LOS ANGELES
A federal grand jury indicted Port Hueneme man on charges of making threats to rape and kill a student who is the daughter of a woman he allegedly began stalking and harassing in 1991.
Serge Agopian, 49, was named in a three-count indictment that charges him with sending threatening communications in an email and letters sent through the U.S. Mail.
The indictment charges Agopian with one count of threats by interstate communications and two counts of mailing threatening communications, each of which carries a statutory maximum penalty of five years in federal prison.
According to his Linkedin account, Agopian is a finance and marketing in Port Hueneme.
The charges against Agopian stem from three identical threatening communications he allegedly sent anonymously to the student in April.
The victim is the daughter of a woman Agopian began harassing when they attended the University of California, Santa Barbara, according to a criminal complaint previously filed in this case.
During the investigation, FBI agents interviewed the victim’s mother, who described how Agopian apparently saw her at a party in 1991, contacted her “out of the blue” even though they had never met, and began sending “unsolicited roses, cassette tapes with recorded love songs, poetry, letters, and condoms to her residence,” according to the affidavit in support of the criminal complaint.
The victim’s mother told investigators that she asked Agopian to stop all communications, but she believed he continued to send packages anonymously after she moved to her parents’ residence – including roses with dog feces and an item that resembled a bomb.
The victim’s mother obtained restraining orders against Agopian that were in effect for nearly 10 years, according to court documents.

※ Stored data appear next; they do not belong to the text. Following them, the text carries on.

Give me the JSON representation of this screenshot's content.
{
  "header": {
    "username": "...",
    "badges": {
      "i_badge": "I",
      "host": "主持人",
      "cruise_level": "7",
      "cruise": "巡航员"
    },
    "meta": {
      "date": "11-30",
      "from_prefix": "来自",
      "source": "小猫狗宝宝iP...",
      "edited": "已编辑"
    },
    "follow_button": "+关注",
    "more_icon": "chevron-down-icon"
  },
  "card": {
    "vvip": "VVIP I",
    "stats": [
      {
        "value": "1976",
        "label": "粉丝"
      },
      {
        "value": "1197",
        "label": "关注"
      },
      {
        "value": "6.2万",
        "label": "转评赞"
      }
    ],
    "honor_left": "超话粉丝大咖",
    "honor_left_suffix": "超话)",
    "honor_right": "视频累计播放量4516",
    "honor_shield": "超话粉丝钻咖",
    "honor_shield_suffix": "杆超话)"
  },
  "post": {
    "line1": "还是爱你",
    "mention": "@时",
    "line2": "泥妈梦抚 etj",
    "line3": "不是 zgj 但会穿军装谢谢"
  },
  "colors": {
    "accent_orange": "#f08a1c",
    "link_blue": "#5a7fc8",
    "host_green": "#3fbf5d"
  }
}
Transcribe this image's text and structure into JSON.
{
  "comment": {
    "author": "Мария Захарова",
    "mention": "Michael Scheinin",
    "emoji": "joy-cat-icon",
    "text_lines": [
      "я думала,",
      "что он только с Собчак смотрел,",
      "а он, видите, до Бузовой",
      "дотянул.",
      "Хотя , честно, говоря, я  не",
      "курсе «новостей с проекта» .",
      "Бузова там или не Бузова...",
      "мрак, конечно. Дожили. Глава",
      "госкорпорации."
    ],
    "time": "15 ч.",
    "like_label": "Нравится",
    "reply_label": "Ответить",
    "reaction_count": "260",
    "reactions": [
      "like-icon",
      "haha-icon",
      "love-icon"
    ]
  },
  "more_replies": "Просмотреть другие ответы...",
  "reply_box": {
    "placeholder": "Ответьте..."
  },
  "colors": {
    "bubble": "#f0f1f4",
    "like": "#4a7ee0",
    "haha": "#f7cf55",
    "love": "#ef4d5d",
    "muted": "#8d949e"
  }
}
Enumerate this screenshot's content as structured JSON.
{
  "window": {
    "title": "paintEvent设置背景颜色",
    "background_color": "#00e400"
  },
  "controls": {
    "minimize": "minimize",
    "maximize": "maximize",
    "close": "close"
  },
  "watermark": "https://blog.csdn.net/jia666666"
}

Nevertheless, Agopian continued to contact her, including in the fall of 1991 in the UCSB bookstore, where he pushed her into a shelf of books, resulting in Agopian’s arrest, according to the affidavit.
Agopian later filed a defamation lawsuit against the victim’s mother.

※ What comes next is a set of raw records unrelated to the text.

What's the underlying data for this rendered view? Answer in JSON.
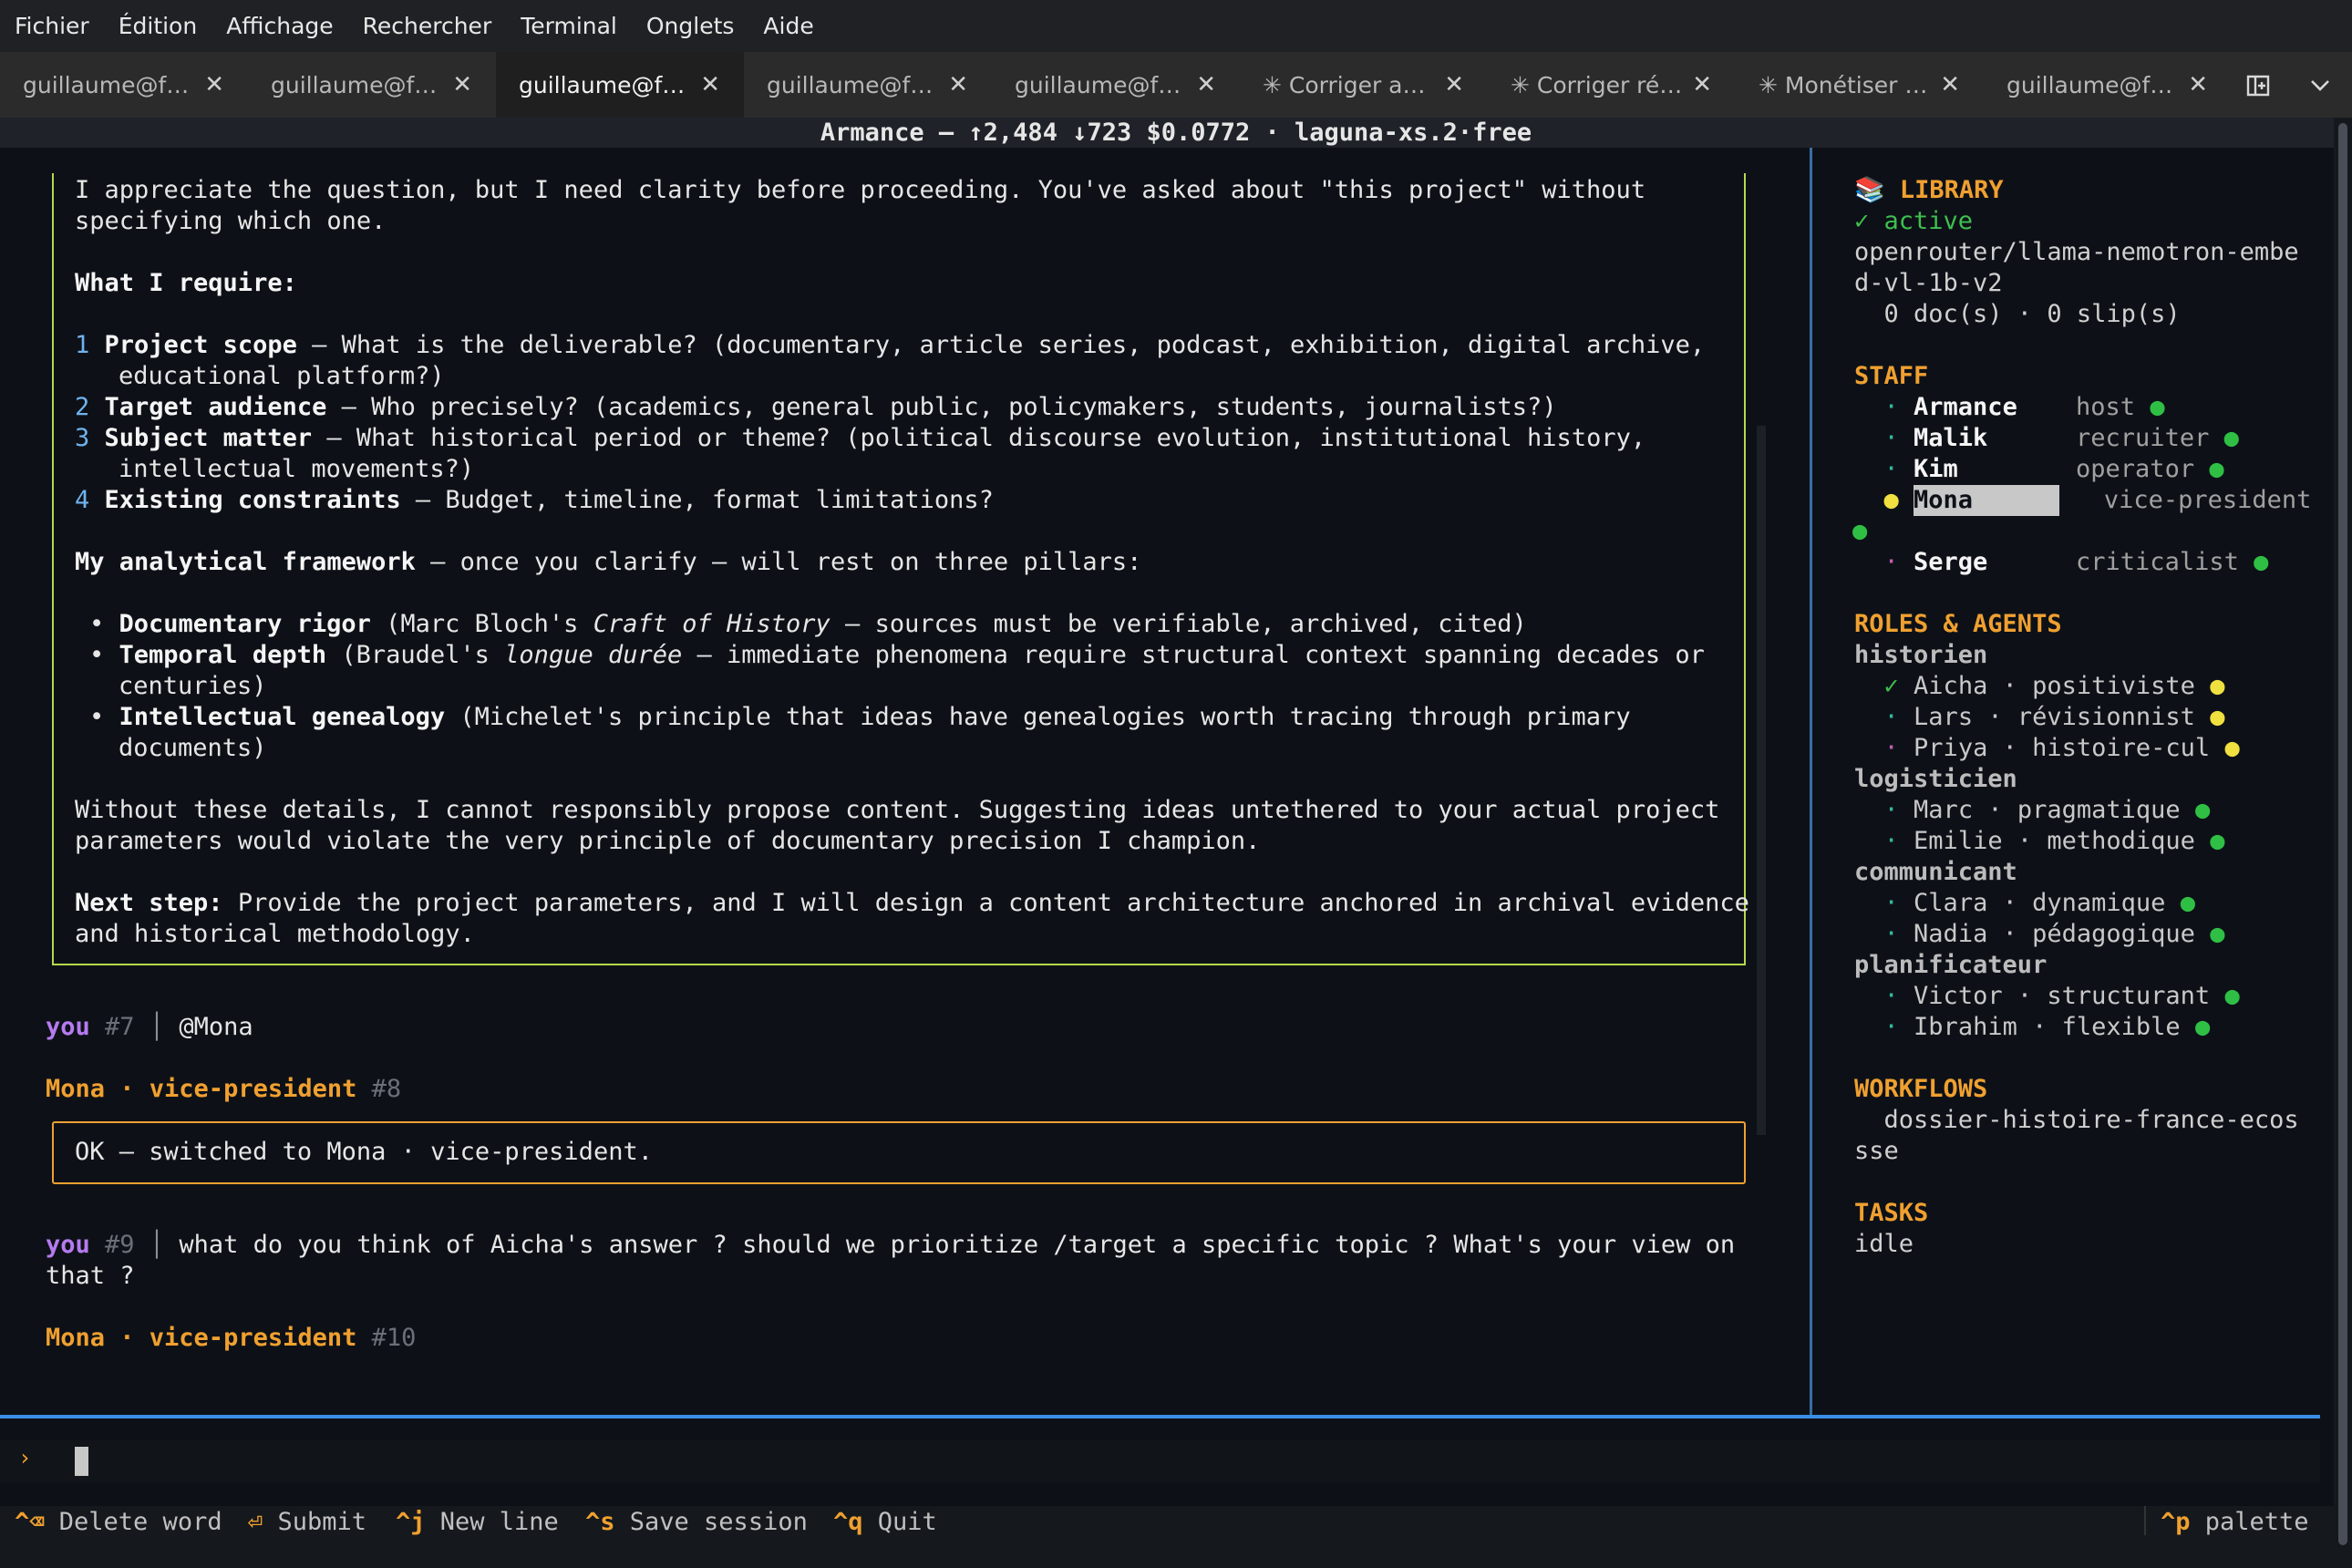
{
  "menubar": [
    "Fichier",
    "Édition",
    "Affichage",
    "Rechercher",
    "Terminal",
    "Onglets",
    "Aide"
  ],
  "tabs": [
    {
      "label": "guillaume@f…",
      "active": false
    },
    {
      "label": "guillaume@f…",
      "active": false
    },
    {
      "label": "guillaume@f…",
      "active": true
    },
    {
      "label": "guillaume@f…",
      "active": false
    },
    {
      "label": "guillaume@f…",
      "active": false
    },
    {
      "label": "✳ Corriger a…",
      "active": false
    },
    {
      "label": "✳ Corriger ré…",
      "active": false
    },
    {
      "label": "✳ Monétiser …",
      "active": false
    },
    {
      "label": "guillaume@f…",
      "active": false
    }
  ],
  "tab_close": "✕",
  "title": "Armance — ↑2,484 ↓723 $0.0772 · laguna-xs.2·free",
  "answer": {
    "intro1": "I appreciate the question, but I need clarity before proceeding. You've asked about \"this project\" without",
    "intro2": "specifying which one.",
    "require_heading": "What I require:",
    "items": [
      {
        "n": "1",
        "title": "Project scope",
        "text": " — What is the deliverable? (documentary, article series, podcast, exhibition, digital archive,",
        "cont": "educational platform?)"
      },
      {
        "n": "2",
        "title": "Target audience",
        "text": " — Who precisely? (academics, general public, policymakers, students, journalists?)",
        "cont": ""
      },
      {
        "n": "3",
        "title": "Subject matter",
        "text": " — What historical period or theme? (political discourse evolution, institutional history,",
        "cont": "intellectual movements?)"
      },
      {
        "n": "4",
        "title": "Existing constraints",
        "text": " — Budget, timeline, format limitations?",
        "cont": ""
      }
    ],
    "framework_heading": "My analytical framework",
    "framework_text": " — once you clarify — will rest on three pillars:",
    "pillars": [
      {
        "title": "Documentary rigor",
        "a": " (Marc Bloch's ",
        "em": "Craft of History",
        "b": " — sources must be verifiable, archived, cited)",
        "cont": ""
      },
      {
        "title": "Temporal depth",
        "a": " (Braudel's ",
        "em": "longue durée",
        "b": " — immediate phenomena require structural context spanning decades or",
        "cont": "centuries)"
      },
      {
        "title": "Intellectual genealogy",
        "a": " (Michelet's principle that ideas have genealogies worth tracing through primary",
        "em": "",
        "b": "",
        "cont": "documents)"
      }
    ],
    "without1": "Without these details, I cannot responsibly propose content. Suggesting ideas untethered to your actual project",
    "without2": "parameters would violate the very principle of documentary precision I champion.",
    "next_label": "Next step:",
    "next1": " Provide the project parameters, and I will design a content architecture anchored in archival evidence",
    "next2": "and historical methodology."
  },
  "messages": {
    "you7": {
      "who": "you",
      "num": "#7",
      "text": "@Mona"
    },
    "mona8": {
      "who": "Mona · vice-president",
      "num": "#8"
    },
    "ok": "OK — switched to Mona · vice-president.",
    "you9": {
      "who": "you",
      "num": "#9",
      "text1": "what do you think of Aicha's answer ? should we prioritize /target a specific topic ? What's your view on",
      "text2": "that ?"
    },
    "mona10": {
      "who": "Mona · vice-president",
      "num": "#10"
    }
  },
  "sidebar": {
    "library": {
      "heading": "📚 LIBRARY",
      "status": "✓ active",
      "model1": "openrouter/llama-nemotron-embe",
      "model2": "d-vl-1b-v2",
      "counts": "  0 doc(s) · 0 slip(s)"
    },
    "staff": {
      "heading": "STAFF",
      "members": [
        {
          "name": "Armance",
          "role": "host"
        },
        {
          "name": "Malik",
          "role": "recruiter"
        },
        {
          "name": "Kim",
          "role": "operator"
        },
        {
          "name": "Mona",
          "role": "vice-president"
        },
        {
          "name": "Serge",
          "role": "criticalist"
        }
      ]
    },
    "roles": {
      "heading": "ROLES & AGENTS",
      "groups": [
        {
          "role": "historien",
          "agents": [
            {
              "mark": "✓",
              "name": "Aicha",
              "style": "positiviste",
              "status": "yellow"
            },
            {
              "mark": "·",
              "name": "Lars",
              "style": "révisionnist",
              "status": "yellow"
            },
            {
              "mark": "·",
              "name": "Priya",
              "style": "histoire-cul",
              "status": "yellow"
            }
          ]
        },
        {
          "role": "logisticien",
          "agents": [
            {
              "mark": "·",
              "name": "Marc",
              "style": "pragmatique",
              "status": "green"
            },
            {
              "mark": "·",
              "name": "Emilie",
              "style": "methodique",
              "status": "green"
            }
          ]
        },
        {
          "role": "communicant",
          "agents": [
            {
              "mark": "·",
              "name": "Clara",
              "style": "dynamique",
              "status": "green"
            },
            {
              "mark": "·",
              "name": "Nadia",
              "style": "pédagogique",
              "status": "green"
            }
          ]
        },
        {
          "role": "planificateur",
          "agents": [
            {
              "mark": "·",
              "name": "Victor",
              "style": "structurant",
              "status": "green"
            },
            {
              "mark": "·",
              "name": "Ibrahim",
              "style": "flexible",
              "status": "green"
            }
          ]
        }
      ]
    },
    "workflows": {
      "heading": "WORKFLOWS",
      "item1": "  dossier-histoire-france-ecos",
      "item2": "sse"
    },
    "tasks": {
      "heading": "TASKS",
      "status": "idle"
    }
  },
  "input": {
    "prompt": "›"
  },
  "footer": {
    "items": [
      {
        "key": "^⌫",
        "label": " Delete word"
      },
      {
        "key": "⏎",
        "label": " Submit"
      },
      {
        "key": "^j",
        "label": " New line"
      },
      {
        "key": "^s",
        "label": " Save session"
      },
      {
        "key": "^q",
        "label": " Quit"
      }
    ],
    "palette_key": "^p",
    "palette_label": " palette"
  },
  "colors": {
    "accent_orange": "#f0a030",
    "answer_border": "#b5d94a",
    "you": "#b57bf0",
    "divider": "#3a6ea5",
    "input_line": "#3a8ee6"
  }
}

For many years after the lawsuit was resolved, the victim’s mother and her family received “very vulgar, lewd, and obscene letters,” which she believed came from Agopian, according to the affidavit.
The criminal complaint notes that one of the letters sent to the victim in April had a fingerprint that matched fingerprints obtained from Agopian during the restraining order proceedings.
Agopian is presumed innocent unless proven guilty. He is scheduled to be arraigned on Sept. 15.